In the east Hindenberg almost annihilated the opposing Russian army in the battles in Masurian Lakes.

Cavalry and infantry entered Lithuania and Kurland and in May the Germans smashed the Russian positions on the Gorlice-Tarnow front. Mackensen's troops pushed the Russians from one sector to the next and the Russian Carpathen army fell to pieces. The fortress of Przemyl was retaken and the positions at Lemberg fell. The troops then swung northwards to attack the parts of the Russian Army in Poland from the rear. All along the Eastern Front the German army rolled forward pushing the Russians back in a series of bloody fights and battles. Fortresses like Nowo-Geogiwsk and Grodno fell in just a few days, rivers like the Narew and Njemen crossed after bloody fighting. The advance was swift but due to exhausted troops and stiff Russian resistance the Germans missed their goal of encircling and destroying the Russian troops in Poland.

In the meantime the Serbs had inflicted a series of defeats on the Austrians. As the Serbs stood in the way of the Axis route down to Turkey and the access it provided to the sea, they were an enemy that needed defeating. The Bulgarian army joined the Axis and attacked from the East. From the north over the Save and Donau rivers came an Austrian army with German divisions under Mackensen. The two rivers were crossed with little problem but then they came into the mountains, where the Serbs defended the few roads into their homeland with dogged determination.

A mixed French-British Army had landed in Salonika to come to the aid of the Serbs but it was too little, too late. The Axis managed to push the Serbs aside and reach the southern border. The Allied Salonika army remained a threat, however, while the Serbs retreated into the Albanian mountains.

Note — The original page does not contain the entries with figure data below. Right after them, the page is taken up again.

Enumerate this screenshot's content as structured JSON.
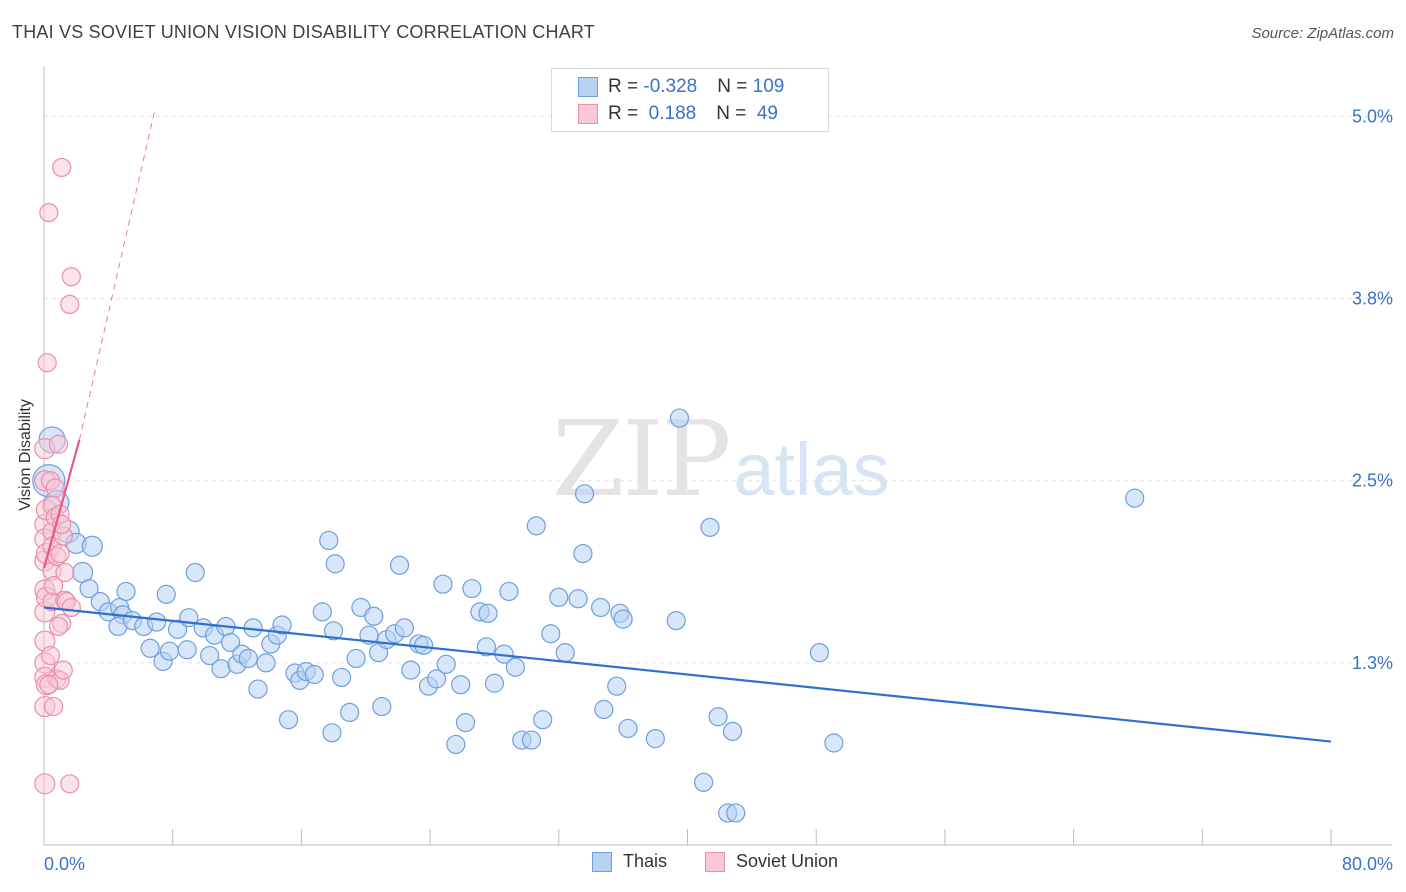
{
  "title": "THAI VS SOVIET UNION VISION DISABILITY CORRELATION CHART",
  "source": "Source: ZipAtlas.com",
  "watermark": {
    "zip": "ZIP",
    "atlas": "atlas"
  },
  "colors": {
    "thais_fill": "#b8d2f4",
    "thais_stroke": "#6f9fdc",
    "thais_line": "#2f6fd0",
    "soviet_fill": "#f8c8d6",
    "soviet_stroke": "#ea8fab",
    "soviet_line": "#e8588a",
    "grid": "#e2e2e2",
    "tick_text": "#3a72c8"
  },
  "legend": {
    "rows": [
      {
        "r_label": "R = ",
        "r_value": "-0.328",
        "n_label": "N = ",
        "n_value": "109"
      },
      {
        "r_label": "R = ",
        "r_value": " 0.188",
        "n_label": "N = ",
        "n_value": " 49"
      }
    ],
    "series": [
      "Thais",
      "Soviet Union"
    ]
  },
  "chart_data": {
    "type": "scatter",
    "title": "THAI VS SOVIET UNION VISION DISABILITY CORRELATION CHART",
    "xlabel": "",
    "ylabel": "Vision Disability",
    "xlim": [
      0,
      80
    ],
    "ylim": [
      0,
      5.25
    ],
    "x_tick_labels": [
      "0.0%",
      "80.0%"
    ],
    "y_ticks": [
      1.25,
      2.5,
      3.75,
      5.0
    ],
    "y_tick_labels": [
      "1.3%",
      "2.5%",
      "3.8%",
      "5.0%"
    ],
    "grid": true,
    "series": [
      {
        "name": "Thais",
        "r": -0.328,
        "n": 109,
        "trend": {
          "x": [
            0,
            80
          ],
          "y": [
            1.63,
            0.71
          ]
        },
        "points": [
          [
            0.3,
            2.5,
            16
          ],
          [
            0.5,
            2.78,
            13
          ],
          [
            0.8,
            2.35,
            12
          ],
          [
            1.5,
            2.15,
            11
          ],
          [
            2.0,
            2.07,
            10
          ],
          [
            3.0,
            2.05,
            10
          ],
          [
            2.4,
            1.87,
            10
          ],
          [
            2.8,
            1.76,
            9
          ],
          [
            3.5,
            1.67,
            9
          ],
          [
            4.0,
            1.6,
            9
          ],
          [
            4.7,
            1.63,
            9
          ],
          [
            4.9,
            1.58,
            9
          ],
          [
            4.6,
            1.5,
            9
          ],
          [
            5.5,
            1.54,
            9
          ],
          [
            5.1,
            1.74,
            9
          ],
          [
            6.2,
            1.5,
            9
          ],
          [
            6.6,
            1.35,
            9
          ],
          [
            7.0,
            1.53,
            9
          ],
          [
            7.4,
            1.26,
            9
          ],
          [
            7.8,
            1.33,
            9
          ],
          [
            7.6,
            1.72,
            9
          ],
          [
            8.3,
            1.48,
            9
          ],
          [
            8.9,
            1.34,
            9
          ],
          [
            9.0,
            1.56,
            9
          ],
          [
            9.4,
            1.87,
            9
          ],
          [
            9.9,
            1.49,
            9
          ],
          [
            10.3,
            1.3,
            9
          ],
          [
            10.6,
            1.44,
            9
          ],
          [
            11.0,
            1.21,
            9
          ],
          [
            11.3,
            1.5,
            9
          ],
          [
            11.6,
            1.39,
            9
          ],
          [
            12.0,
            1.24,
            9
          ],
          [
            12.3,
            1.31,
            9
          ],
          [
            12.7,
            1.28,
            9
          ],
          [
            13.0,
            1.49,
            9
          ],
          [
            13.3,
            1.07,
            9
          ],
          [
            13.8,
            1.25,
            9
          ],
          [
            14.1,
            1.38,
            9
          ],
          [
            14.5,
            1.44,
            9
          ],
          [
            14.8,
            1.51,
            9
          ],
          [
            15.2,
            0.86,
            9
          ],
          [
            15.6,
            1.18,
            9
          ],
          [
            15.9,
            1.13,
            9
          ],
          [
            16.3,
            1.19,
            9
          ],
          [
            16.8,
            1.17,
            9
          ],
          [
            17.3,
            1.6,
            9
          ],
          [
            17.7,
            2.09,
            9
          ],
          [
            18.1,
            1.93,
            9
          ],
          [
            17.9,
            0.77,
            9
          ],
          [
            18.5,
            1.15,
            9
          ],
          [
            18.0,
            1.47,
            9
          ],
          [
            19.0,
            0.91,
            9
          ],
          [
            19.4,
            1.28,
            9
          ],
          [
            19.7,
            1.63,
            9
          ],
          [
            20.2,
            1.44,
            9
          ],
          [
            20.5,
            1.57,
            9
          ],
          [
            20.8,
            1.32,
            9
          ],
          [
            21.3,
            1.41,
            9
          ],
          [
            21.0,
            0.95,
            9
          ],
          [
            21.8,
            1.45,
            9
          ],
          [
            22.1,
            1.92,
            9
          ],
          [
            22.4,
            1.49,
            9
          ],
          [
            22.8,
            1.2,
            9
          ],
          [
            23.3,
            1.38,
            9
          ],
          [
            23.6,
            1.37,
            9
          ],
          [
            23.9,
            1.09,
            9
          ],
          [
            24.4,
            1.14,
            9
          ],
          [
            24.8,
            1.79,
            9
          ],
          [
            25.0,
            1.24,
            9
          ],
          [
            25.6,
            0.69,
            9
          ],
          [
            25.9,
            1.1,
            9
          ],
          [
            26.2,
            0.84,
            9
          ],
          [
            26.6,
            1.76,
            9
          ],
          [
            27.1,
            1.6,
            9
          ],
          [
            27.6,
            1.59,
            9
          ],
          [
            27.5,
            1.36,
            9
          ],
          [
            28.0,
            1.11,
            9
          ],
          [
            28.6,
            1.31,
            9
          ],
          [
            28.9,
            1.74,
            9
          ],
          [
            29.3,
            1.22,
            9
          ],
          [
            29.7,
            0.72,
            9
          ],
          [
            30.3,
            0.72,
            9
          ],
          [
            30.6,
            2.19,
            9
          ],
          [
            31.0,
            0.86,
            9
          ],
          [
            31.5,
            1.45,
            9
          ],
          [
            32.0,
            1.7,
            9
          ],
          [
            32.4,
            1.32,
            9
          ],
          [
            33.2,
            1.69,
            9
          ],
          [
            33.5,
            2.0,
            9
          ],
          [
            33.6,
            2.41,
            9
          ],
          [
            34.6,
            1.63,
            9
          ],
          [
            34.8,
            0.93,
            9
          ],
          [
            35.6,
            1.09,
            9
          ],
          [
            35.8,
            1.59,
            9
          ],
          [
            36.0,
            1.55,
            9
          ],
          [
            36.3,
            0.8,
            9
          ],
          [
            38.0,
            0.73,
            9
          ],
          [
            39.3,
            1.54,
            9
          ],
          [
            39.5,
            2.93,
            9
          ],
          [
            41.0,
            0.43,
            9
          ],
          [
            41.4,
            2.18,
            9
          ],
          [
            41.9,
            0.88,
            9
          ],
          [
            42.5,
            0.22,
            9
          ],
          [
            43.0,
            0.22,
            9
          ],
          [
            42.8,
            0.78,
            9
          ],
          [
            48.2,
            1.32,
            9
          ],
          [
            49.1,
            0.7,
            9
          ],
          [
            67.8,
            2.38,
            9
          ]
        ]
      },
      {
        "name": "Soviet Union",
        "r": 0.188,
        "n": 49,
        "trend": {
          "x": [
            0,
            2.2
          ],
          "y": [
            1.9,
            2.78
          ]
        },
        "trend_extended": {
          "x": [
            2.2,
            6.9
          ],
          "y": [
            2.78,
            5.05
          ]
        },
        "points": [
          [
            0.05,
            2.72,
            10
          ],
          [
            0.05,
            2.5,
            10
          ],
          [
            0.05,
            2.2,
            10
          ],
          [
            0.05,
            2.1,
            10
          ],
          [
            0.05,
            1.95,
            10
          ],
          [
            0.05,
            1.75,
            10
          ],
          [
            0.05,
            1.6,
            10
          ],
          [
            0.05,
            1.4,
            10
          ],
          [
            0.05,
            1.25,
            10
          ],
          [
            0.05,
            1.15,
            10
          ],
          [
            0.05,
            0.95,
            10
          ],
          [
            0.05,
            0.42,
            10
          ],
          [
            0.15,
            2.3,
            10
          ],
          [
            0.15,
            2.0,
            10
          ],
          [
            0.15,
            1.7,
            10
          ],
          [
            0.15,
            1.1,
            10
          ],
          [
            0.2,
            3.31,
            9
          ],
          [
            0.3,
            4.34,
            9
          ],
          [
            0.4,
            2.5,
            9
          ],
          [
            0.5,
            2.33,
            9
          ],
          [
            0.5,
            2.15,
            9
          ],
          [
            0.5,
            2.05,
            9
          ],
          [
            0.5,
            1.88,
            9
          ],
          [
            0.5,
            1.67,
            9
          ],
          [
            0.6,
            1.78,
            9
          ],
          [
            0.7,
            2.25,
            9
          ],
          [
            0.8,
            1.98,
            9
          ],
          [
            0.8,
            1.14,
            9
          ],
          [
            0.9,
            2.75,
            9
          ],
          [
            1.0,
            2.27,
            9
          ],
          [
            1.0,
            2.0,
            9
          ],
          [
            1.0,
            1.13,
            9
          ],
          [
            1.1,
            1.52,
            9
          ],
          [
            1.1,
            4.65,
            9
          ],
          [
            1.2,
            2.12,
            9
          ],
          [
            1.3,
            1.87,
            9
          ],
          [
            1.3,
            1.68,
            9
          ],
          [
            1.4,
            1.67,
            9
          ],
          [
            1.6,
            3.71,
            9
          ],
          [
            1.6,
            0.42,
            9
          ],
          [
            1.7,
            1.63,
            9
          ],
          [
            1.7,
            3.9,
            9
          ],
          [
            0.7,
            2.45,
            9
          ],
          [
            0.4,
            1.3,
            9
          ],
          [
            0.9,
            1.5,
            9
          ],
          [
            1.1,
            2.2,
            9
          ],
          [
            0.3,
            1.1,
            9
          ],
          [
            0.6,
            0.95,
            9
          ],
          [
            1.2,
            1.2,
            9
          ]
        ]
      }
    ]
  }
}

The beginning of the year in the West saw a few small tactical victories for the Germans on the left flank in the Soissons and Münster areas but already in the last weeks of February the first of four great allied offensives challenged the German positions. The first offensive was the "Winterschlacht in der Champagne", the second the British Offensive at Neuve Chapelle. In autumn the third and fourth efforts would take place with another offensive in Champagne coupled with the battle by La Bassee
and Arras that were together meant to smash the German front once and for all. All these efforts failed with a terrible loss of life.The Germans spent the year on the defensive although a gas attack in Ypres did allow them to take some land and the famous Hartmannsweilerkopf was retaken from the French after bloody fighting.